Drive My Car è il nuovo film di Ryûsuke Hamaguchi, vincitore del premio per la migliore sceneggiatura al Festival di Cannes. Dopo lo splendido Il gioco del destino e della fantasia, il regista giapponese ci dona un racconto intimo e profondo sulla vita e sulla morte, soffermandosi in particolar modo sulle storie di chi è ancora qui. «I sopravvissuti continuano a pensare ai morti»: è il dramma di chi rimane, la cornice esistenziale che ci riguarda, noi, qui ed ora. Ispirato all’omonimo racconto di Haruki Murakami contenuto nella raccolta Uomini senza donne, Drive My Car sigla il definitivo successo di Hamaguchi, un autore capace di narrare con una grande intimità le pieghe del vissuto umano.
Protagonista del film è un regista e attore teatrale, Yûsuke Kafuku, interpretato da Hidetoshi Nishijima. L’uomo è solito esercitarsi mentre guida la sua Saab 900 rossa, ricorrendo ai nastri registrati dalla moglie Oto (Reika Kirishima) – che è anche sceneggiatrice dei suoi spettacoli – per ripetere le battute dell’opera di Čechov Zio Vanja. L’apparente equilibrio della vita di Kafuku viene spezzato dalla scoperta del tradimento della moglie con il giovane attore Kōji Takatsuki (Masaki Okada). In realtà, i due avevano già individuato un punto di rottura nella loro relazione in seguito alla morte della figlia, e il tradimento di Oto viene dunque sopportato dall’uomo in silenzio, desideroso di mantenere inalterato il rapporto con la moglie. Tuttavia, la tragica ed improvvisa morte di Oto condurranno Kafuku a nuove – e dolorose – riflessioni e consapevolezze.

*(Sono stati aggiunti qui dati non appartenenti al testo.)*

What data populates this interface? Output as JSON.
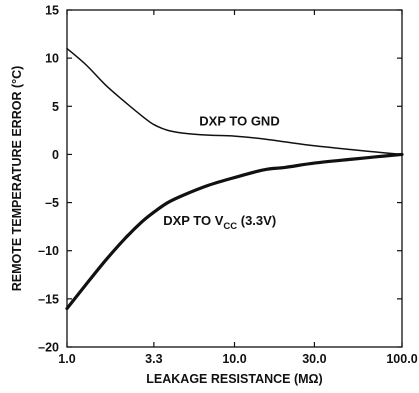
{
  "chart_data": {
    "type": "line",
    "xlabel": "LEAKAGE RESISTANCE (MΩ)",
    "ylabel": "REMOTE TEMPERATURE ERROR (°C)",
    "xscale": "log",
    "xlim": [
      1.0,
      100.0
    ],
    "ylim": [
      -20,
      15
    ],
    "x_ticks": [
      1.0,
      3.3,
      10.0,
      30.0,
      100.0
    ],
    "x_tick_labels": [
      "1.0",
      "3.3",
      "10.0",
      "30.0",
      "100.0"
    ],
    "y_ticks": [
      15,
      10,
      5,
      0,
      -5,
      -10,
      -15,
      -20
    ],
    "y_tick_labels": [
      "15",
      "10",
      "5",
      "0",
      "–5",
      "–10",
      "–15",
      "–20"
    ],
    "grid": false,
    "series": [
      {
        "name": "DXP TO GND",
        "line_weight": "thin",
        "points": [
          [
            1.0,
            11.0
          ],
          [
            1.3,
            9.3
          ],
          [
            1.7,
            7.2
          ],
          [
            2.2,
            5.5
          ],
          [
            2.8,
            4.0
          ],
          [
            3.3,
            3.1
          ],
          [
            4.0,
            2.5
          ],
          [
            5.0,
            2.2
          ],
          [
            7.0,
            2.0
          ],
          [
            10.0,
            1.9
          ],
          [
            15.0,
            1.6
          ],
          [
            20.0,
            1.3
          ],
          [
            30.0,
            0.9
          ],
          [
            50.0,
            0.5
          ],
          [
            70.0,
            0.25
          ],
          [
            100.0,
            0.0
          ]
        ]
      },
      {
        "name": "DXP TO VCC (3.3V)",
        "line_weight": "thick",
        "points": [
          [
            1.0,
            -16.0
          ],
          [
            1.3,
            -13.5
          ],
          [
            1.7,
            -11.0
          ],
          [
            2.2,
            -8.8
          ],
          [
            2.8,
            -7.0
          ],
          [
            3.3,
            -6.0
          ],
          [
            4.0,
            -5.0
          ],
          [
            5.0,
            -4.2
          ],
          [
            7.0,
            -3.2
          ],
          [
            10.0,
            -2.4
          ],
          [
            15.0,
            -1.6
          ],
          [
            20.0,
            -1.35
          ],
          [
            30.0,
            -0.9
          ],
          [
            50.0,
            -0.5
          ],
          [
            70.0,
            -0.25
          ],
          [
            100.0,
            0.0
          ]
        ]
      }
    ],
    "annotations": [
      {
        "text": "DXP TO GND",
        "x": 10.0,
        "y": 3.5
      },
      {
        "text_main": "DXP TO V",
        "text_sub": "CC",
        "text_tail": " (3.3V)",
        "x": 8.5,
        "y": -6.8
      }
    ]
  }
}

Il massiccio prologo di Drive My Car, un’opera molto lunga e densa, dai ritmi contemplativi ed introspettivi, aiuta Hamaguchi a gettare pienamente le basi per quello che si manifesterà poi come il percorso di rinascita esistenziale per il protagonista del film. Il punto di avvio fondamentale di questo processo sarà l’invito a portare in scena Zio Vanja durante il Festival di Hiroshima. A sfidare Kafuku saranno principalmente due aspetti, uno proveniente dall’esterno e uno dall’interno: l’impossibilità di guidare la sua Saab, obbligato su richiesta degli organizzatori del Festival a ricorrere alla giovane autista Misaki (Tōko Miura), e la peculiare scelta individuale di scritturare come protagonista dell’opera non più se stesso, ma Takatsuki, l’amante della moglie scomparsa.

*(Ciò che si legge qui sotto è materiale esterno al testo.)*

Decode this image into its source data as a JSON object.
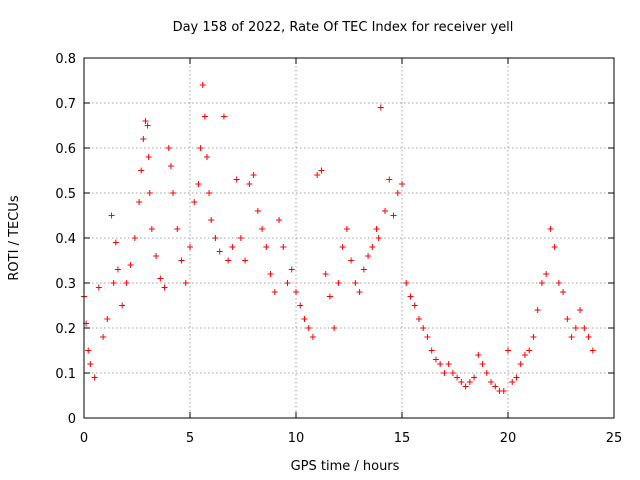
{
  "chart_data": {
    "type": "scatter",
    "title": "Day 158 of 2022, Rate Of TEC Index for receiver yell",
    "xlabel": "GPS time / hours",
    "ylabel": "ROTI / TECUs",
    "xlim": [
      0,
      25
    ],
    "ylim": [
      0,
      0.8
    ],
    "xticks": [
      0,
      5,
      10,
      15,
      20,
      25
    ],
    "yticks": [
      0,
      0.1,
      0.2,
      0.3,
      0.4,
      0.5,
      0.6,
      0.7,
      0.8
    ],
    "xtick_labels": [
      "0",
      "5",
      "10",
      "15",
      "20",
      "25"
    ],
    "ytick_labels": [
      "0",
      "0.1",
      "0.2",
      "0.3",
      "0.4",
      "0.5",
      "0.6",
      "0.7",
      "0.8"
    ],
    "grid": true,
    "marker": "plus",
    "color": "#ff0000",
    "series": [
      {
        "x": [
          0.0,
          0.1,
          0.2,
          0.3,
          0.5,
          0.7,
          0.9,
          1.1,
          1.3,
          1.4,
          1.5,
          1.6,
          1.8,
          2.0,
          2.2,
          2.4,
          2.6,
          2.7,
          2.8,
          2.9,
          3.0,
          3.05,
          3.1,
          3.2,
          3.4,
          3.6,
          3.8,
          4.0,
          4.1,
          4.2,
          4.4,
          4.6,
          4.8,
          5.0,
          5.2,
          5.4,
          5.5,
          5.6,
          5.7,
          5.8,
          5.9,
          6.0,
          6.2,
          6.4,
          6.6,
          6.8,
          7.0,
          7.2,
          7.4,
          7.6,
          7.8,
          8.0,
          8.2,
          8.4,
          8.6,
          8.8,
          9.0,
          9.2,
          9.4,
          9.6,
          9.8,
          10.0,
          10.2,
          10.4,
          10.6,
          10.8,
          11.0,
          11.2,
          11.4,
          11.6,
          11.8,
          12.0,
          12.2,
          12.4,
          12.6,
          12.8,
          13.0,
          13.2,
          13.4,
          13.6,
          13.8,
          13.9,
          14.0,
          14.2,
          14.4,
          14.6,
          14.8,
          15.0,
          15.2,
          15.4,
          15.6,
          15.8,
          16.0,
          16.2,
          16.4,
          16.6,
          16.8,
          17.0,
          17.2,
          17.4,
          17.6,
          17.8,
          18.0,
          18.2,
          18.4,
          18.6,
          18.8,
          19.0,
          19.2,
          19.4,
          19.6,
          19.8,
          20.0,
          20.2,
          20.4,
          20.6,
          20.8,
          21.0,
          21.2,
          21.4,
          21.6,
          21.8,
          22.0,
          22.2,
          22.4,
          22.6,
          22.8,
          23.0,
          23.2,
          23.4,
          23.6,
          23.8,
          24.0
        ],
        "y": [
          0.27,
          0.21,
          0.15,
          0.12,
          0.09,
          0.29,
          0.18,
          0.22,
          0.45,
          0.3,
          0.39,
          0.33,
          0.25,
          0.3,
          0.34,
          0.4,
          0.48,
          0.55,
          0.62,
          0.66,
          0.65,
          0.58,
          0.5,
          0.42,
          0.36,
          0.31,
          0.29,
          0.6,
          0.56,
          0.5,
          0.42,
          0.35,
          0.3,
          0.38,
          0.48,
          0.52,
          0.6,
          0.74,
          0.67,
          0.58,
          0.5,
          0.44,
          0.4,
          0.37,
          0.67,
          0.35,
          0.38,
          0.53,
          0.4,
          0.35,
          0.52,
          0.54,
          0.46,
          0.42,
          0.38,
          0.32,
          0.28,
          0.44,
          0.38,
          0.3,
          0.33,
          0.28,
          0.25,
          0.22,
          0.2,
          0.18,
          0.54,
          0.55,
          0.32,
          0.27,
          0.2,
          0.3,
          0.38,
          0.42,
          0.35,
          0.3,
          0.28,
          0.33,
          0.36,
          0.38,
          0.42,
          0.4,
          0.69,
          0.46,
          0.53,
          0.45,
          0.5,
          0.52,
          0.3,
          0.27,
          0.25,
          0.22,
          0.2,
          0.18,
          0.15,
          0.13,
          0.12,
          0.1,
          0.12,
          0.1,
          0.09,
          0.08,
          0.07,
          0.08,
          0.09,
          0.14,
          0.12,
          0.1,
          0.08,
          0.07,
          0.06,
          0.06,
          0.15,
          0.08,
          0.09,
          0.12,
          0.14,
          0.15,
          0.18,
          0.24,
          0.3,
          0.32,
          0.42,
          0.38,
          0.3,
          0.28,
          0.22,
          0.18,
          0.2,
          0.24,
          0.2,
          0.18,
          0.15
        ]
      }
    ]
  }
}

Hamaguchi, come un novello Cassavetes (o Rohmer, a seconda dei punti di vista), ci trascina così in un viaggio delicato e sofferto alla scoperta dei tormenti interiori di Kafuku, riletti nel confronto con il testo teatrale, nelle ritualistiche prove con il nastro recitato dalla moglie (che è presenza fantasmatica e ombra), nelle nuove sfide offerte dal reale. L’interfacciarsi con la sua autista Misaki, ineffabile simulacro di una figlia che non ha mai potuto crescere, finirà per far emergere nell’uomo sentimenti nuovi, contrastanti, tesi verso una rielaborazione del passato lungo le soglie imperscrutabili del presente. In misura eguale, per quanto costitutivamente differente, si snoderà l’incontro-scontro con l’altrettanto tormentato Takatsuki, rivale in amore che non appare mai come realmente tale, in virtù dei segni lasciati da un lutto che ha smorzato ogni possibile antagonismo in favore di un ri-avvicinamento complementare con una figura che non c’è più ma che continua indiscutibilmente a vivere attraverso il suo ricordo, la sua voce registrata, le sue storie e sceneggiature concluse o lasciate (forse) a metà.
Il significato di Drive My Car risiede tutto nel valore della parola e, allo stesso tempo, nella sua assenza. Lo spettacolo di Kafuku, in tal senso, si presenta come simbolicamente rappresentativo, in quanto rilettura multiculturale del dramma di Čechov che vede attori di diverse provenienze recitare ciascuno nel proprio idioma. Il ruolo di Sonja, in particolare, spetta ad un’attrice coreana muta (Park Yoo-rim) che si esibisce comunicando con la lingua dei segni, attribuendo alla corporeità e al silenzio un’intensità drammatica che viene a sua volta ripresa nel progressivo sviluppo del rapporto tra Kafuku e Misaki, portandoci ad un climax conclusivo dalla fragilità tumultuosa, irripetibile e sorprendente in grado di concentrare tutta la sua carica espressiva nella semplicità di un gesto.